With over 25 years' of experience, he sees his role as continuing to require an in-depth knowledge of the higher education sector, university strategies, operating models, research technologies and trends in the market and their potential applicability to the university. Some of his focus areas include the development of mobile applications and the shift to cloud computing.

He laments the lack of CIOs in the country and encourages knowledge sharing. "Transformation is not happening fast enough," he says. "CIOs must give back to the community by passing on their knowledge to the next generation of CIOs." His many drives include a Leadership Institute, and an initiative to give all UCT students free Internet access.

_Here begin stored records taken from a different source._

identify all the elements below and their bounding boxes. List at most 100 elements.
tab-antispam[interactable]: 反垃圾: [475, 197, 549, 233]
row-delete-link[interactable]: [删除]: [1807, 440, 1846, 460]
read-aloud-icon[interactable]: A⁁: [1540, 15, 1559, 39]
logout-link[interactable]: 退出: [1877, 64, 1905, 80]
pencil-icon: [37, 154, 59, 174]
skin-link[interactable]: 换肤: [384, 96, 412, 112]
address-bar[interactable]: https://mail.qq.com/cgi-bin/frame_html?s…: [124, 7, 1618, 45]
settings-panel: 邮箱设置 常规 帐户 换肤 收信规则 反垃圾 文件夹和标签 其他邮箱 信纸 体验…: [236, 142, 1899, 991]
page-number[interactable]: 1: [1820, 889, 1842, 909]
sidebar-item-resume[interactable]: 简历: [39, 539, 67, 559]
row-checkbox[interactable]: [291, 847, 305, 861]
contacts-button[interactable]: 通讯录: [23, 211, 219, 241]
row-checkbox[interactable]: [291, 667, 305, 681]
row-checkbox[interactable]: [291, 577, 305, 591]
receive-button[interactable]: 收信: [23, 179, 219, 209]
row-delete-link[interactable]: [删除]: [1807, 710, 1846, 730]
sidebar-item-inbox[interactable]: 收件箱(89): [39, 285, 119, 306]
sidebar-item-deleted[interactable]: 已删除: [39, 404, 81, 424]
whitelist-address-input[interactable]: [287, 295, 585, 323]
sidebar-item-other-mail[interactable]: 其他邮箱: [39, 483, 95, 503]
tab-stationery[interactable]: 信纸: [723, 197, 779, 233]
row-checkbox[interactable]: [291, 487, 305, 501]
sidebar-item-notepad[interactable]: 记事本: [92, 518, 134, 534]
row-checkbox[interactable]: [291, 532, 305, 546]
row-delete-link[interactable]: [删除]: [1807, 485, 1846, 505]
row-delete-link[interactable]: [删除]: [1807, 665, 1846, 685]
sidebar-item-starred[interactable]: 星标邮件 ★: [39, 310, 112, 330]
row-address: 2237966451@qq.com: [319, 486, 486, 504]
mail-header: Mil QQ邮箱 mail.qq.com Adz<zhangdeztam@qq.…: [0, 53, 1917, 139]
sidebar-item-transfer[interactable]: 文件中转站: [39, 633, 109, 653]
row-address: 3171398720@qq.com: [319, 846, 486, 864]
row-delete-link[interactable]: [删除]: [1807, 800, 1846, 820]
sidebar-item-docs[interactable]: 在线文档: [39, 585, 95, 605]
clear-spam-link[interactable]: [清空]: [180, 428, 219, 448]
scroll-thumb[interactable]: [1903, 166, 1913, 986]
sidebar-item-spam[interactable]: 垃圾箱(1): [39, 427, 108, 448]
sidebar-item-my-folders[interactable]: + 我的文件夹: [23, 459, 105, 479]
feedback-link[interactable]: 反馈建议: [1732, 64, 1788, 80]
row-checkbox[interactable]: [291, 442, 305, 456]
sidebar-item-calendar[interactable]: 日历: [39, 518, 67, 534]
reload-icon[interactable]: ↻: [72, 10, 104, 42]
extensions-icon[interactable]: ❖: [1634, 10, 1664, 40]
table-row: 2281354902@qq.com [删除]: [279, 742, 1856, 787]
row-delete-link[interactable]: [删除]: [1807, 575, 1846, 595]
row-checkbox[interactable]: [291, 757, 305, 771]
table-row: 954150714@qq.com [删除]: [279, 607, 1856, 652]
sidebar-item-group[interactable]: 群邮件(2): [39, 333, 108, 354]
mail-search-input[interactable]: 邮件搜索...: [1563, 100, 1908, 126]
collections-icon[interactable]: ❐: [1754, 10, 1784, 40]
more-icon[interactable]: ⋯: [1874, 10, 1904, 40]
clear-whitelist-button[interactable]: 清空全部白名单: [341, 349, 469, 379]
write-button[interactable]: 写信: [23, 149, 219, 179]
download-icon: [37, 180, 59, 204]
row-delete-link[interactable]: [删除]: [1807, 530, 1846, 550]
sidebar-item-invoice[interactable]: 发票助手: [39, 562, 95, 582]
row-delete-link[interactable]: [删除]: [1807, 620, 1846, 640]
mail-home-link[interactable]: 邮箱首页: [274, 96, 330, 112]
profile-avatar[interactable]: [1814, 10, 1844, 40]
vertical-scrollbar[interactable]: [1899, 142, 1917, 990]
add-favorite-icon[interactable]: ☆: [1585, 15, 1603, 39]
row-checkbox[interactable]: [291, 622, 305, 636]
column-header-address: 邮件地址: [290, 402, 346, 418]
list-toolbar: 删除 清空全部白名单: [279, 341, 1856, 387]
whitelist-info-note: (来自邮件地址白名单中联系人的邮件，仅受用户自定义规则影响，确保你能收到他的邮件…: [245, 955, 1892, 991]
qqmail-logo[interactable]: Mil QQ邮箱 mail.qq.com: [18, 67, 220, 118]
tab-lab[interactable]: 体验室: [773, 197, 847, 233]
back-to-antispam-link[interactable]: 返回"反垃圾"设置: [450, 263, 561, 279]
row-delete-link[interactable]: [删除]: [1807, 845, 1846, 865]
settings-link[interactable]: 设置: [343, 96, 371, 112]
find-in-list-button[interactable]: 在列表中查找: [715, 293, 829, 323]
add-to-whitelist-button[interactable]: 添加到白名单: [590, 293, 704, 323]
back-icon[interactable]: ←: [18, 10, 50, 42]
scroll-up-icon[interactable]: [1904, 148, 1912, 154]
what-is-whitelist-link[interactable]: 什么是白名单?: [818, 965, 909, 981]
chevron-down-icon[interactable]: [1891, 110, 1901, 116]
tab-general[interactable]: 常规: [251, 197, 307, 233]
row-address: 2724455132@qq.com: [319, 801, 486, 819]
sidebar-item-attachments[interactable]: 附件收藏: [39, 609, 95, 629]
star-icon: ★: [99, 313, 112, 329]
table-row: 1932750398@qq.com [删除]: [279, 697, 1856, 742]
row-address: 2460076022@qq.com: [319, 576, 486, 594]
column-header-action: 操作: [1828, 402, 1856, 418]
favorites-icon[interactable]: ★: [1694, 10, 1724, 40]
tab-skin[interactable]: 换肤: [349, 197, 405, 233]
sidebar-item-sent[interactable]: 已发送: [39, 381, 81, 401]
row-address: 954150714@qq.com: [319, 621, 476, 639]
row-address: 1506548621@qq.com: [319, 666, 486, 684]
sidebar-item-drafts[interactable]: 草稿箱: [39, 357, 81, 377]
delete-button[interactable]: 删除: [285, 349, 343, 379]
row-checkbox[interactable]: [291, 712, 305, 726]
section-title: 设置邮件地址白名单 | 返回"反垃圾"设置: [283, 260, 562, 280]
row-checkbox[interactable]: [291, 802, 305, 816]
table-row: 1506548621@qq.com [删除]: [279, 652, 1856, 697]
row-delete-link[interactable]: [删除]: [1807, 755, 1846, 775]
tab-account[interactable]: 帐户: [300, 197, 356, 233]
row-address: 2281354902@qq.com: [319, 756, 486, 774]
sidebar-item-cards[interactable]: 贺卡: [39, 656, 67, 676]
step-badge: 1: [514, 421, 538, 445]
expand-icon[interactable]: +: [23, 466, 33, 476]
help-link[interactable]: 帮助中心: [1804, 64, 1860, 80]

"My role is to understand what my stakeholders want and making sure that happens," he says. To succeed, one needs tenacity and confidence. "My philosophy is to believe in yourself, believe that you can shape the future."

Mandate: Use technology to deliver information

Lesiba Ledwaba, CIO of SA's National Library, has rolled out Internet to libraries in rural areas.

Lesiba Ledwaba, CIO of SA's National Library.
Lesiba Ledwaba, CIO of SA's National Library.

Soft-spoken Lesiba Ledwaba says he is self-taught in IT. He has a library science degree and started his career in 1994 at the library of the then University of the North. Since then, he has become a specialist in the application of ICTs in libraries.

"My business philosophy is to make sure that whatever I do, I take people along," he says.

Ledwaba has completed a number of important IT projects, such as setting up the IT department of the National Library and integrating the country's university library systems. He has demonstrated his leadership qualities by co-ordinating different spheres of government to be involved from project inception to project handover. But he is most proud of enabling poor communities to access the Internet. "This project will see even the most remote public libraries in the country connected to the Internet, using satellite technology," he says.

The National Library of South Africa is delivering on its mandate to deliver information to the citizens using technology. Ledwaba is also credited as being the only public sector CIO who has migrated his organisation's environment from proprietary to open source software.

Ledwaba says he would like to see a concerted effort by government on improving education, and an integrated communications strategy - an integration of the roles that various ministries and agencies play in governing information and communications.